I’m only reviewing “American Pie” along with the album out of a sense of duty (admittedly, I’ve never described it before and have wanted to since release), because it’s clearly nothing to do with the album onto which it’s been inelegantly tacked on in the UK (though not the US). I couldn’t believe myself loving it on release, the way its enticing arrangement and, perhaps most importantly, its distance from the place and time that originally lapped it up, along with all its worst implications (the cynical, depressed America of the early 70s) made me love a song I’ve hated as long as I can remember, as though something wonderful was lurking beneath its hideous disguise all the time (I still can’t quite believe that anything was, but am increasingly coming to feel that, beneath Don Maclean’s odious nostalgia and hatred of any complexity, edginess or uncertainty entering pop music, there was always a decent song). It’s totally unconnected to “Music”, but it can only be described as a miracle of a single.
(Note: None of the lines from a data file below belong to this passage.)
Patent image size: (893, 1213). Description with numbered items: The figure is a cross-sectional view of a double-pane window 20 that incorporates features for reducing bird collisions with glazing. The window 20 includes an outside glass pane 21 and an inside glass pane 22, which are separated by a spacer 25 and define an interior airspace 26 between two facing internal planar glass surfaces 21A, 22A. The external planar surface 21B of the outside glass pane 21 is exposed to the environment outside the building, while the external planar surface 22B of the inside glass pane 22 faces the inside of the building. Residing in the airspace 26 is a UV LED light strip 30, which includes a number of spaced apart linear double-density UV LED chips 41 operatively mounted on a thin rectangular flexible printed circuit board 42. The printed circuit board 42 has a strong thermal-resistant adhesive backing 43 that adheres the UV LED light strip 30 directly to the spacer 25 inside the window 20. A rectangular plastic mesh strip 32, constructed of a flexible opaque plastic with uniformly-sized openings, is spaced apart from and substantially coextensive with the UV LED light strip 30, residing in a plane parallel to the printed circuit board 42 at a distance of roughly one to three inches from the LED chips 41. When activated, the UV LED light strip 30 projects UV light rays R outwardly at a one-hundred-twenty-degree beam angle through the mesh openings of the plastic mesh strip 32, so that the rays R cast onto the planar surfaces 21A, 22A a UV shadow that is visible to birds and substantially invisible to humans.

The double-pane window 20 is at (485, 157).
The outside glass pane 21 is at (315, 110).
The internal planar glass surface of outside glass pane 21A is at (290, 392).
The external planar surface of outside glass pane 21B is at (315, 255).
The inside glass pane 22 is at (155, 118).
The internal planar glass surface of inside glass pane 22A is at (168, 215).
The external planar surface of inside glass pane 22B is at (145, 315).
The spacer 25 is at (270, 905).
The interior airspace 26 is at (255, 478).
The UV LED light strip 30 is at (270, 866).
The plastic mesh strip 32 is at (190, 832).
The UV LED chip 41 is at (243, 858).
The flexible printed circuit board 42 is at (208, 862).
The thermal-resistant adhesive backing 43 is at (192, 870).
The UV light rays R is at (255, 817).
And as for “Music” itself? All Madonna albums have fillers; there is one embarrassing track here, three that are pretty uninspired, one already familiar, three very good, and two I’m unsure of. Fairly par for the course, but this is perhaps the first record where she’s introduced regret and melancholia as the key themes, specifically in the second half, without tugging on your heartstrings or going MOR. She may still sink into mediocrity from time to time, but her fascination is still great, and this album is all the better for the lack of certainties and the open-ended questions it leaves.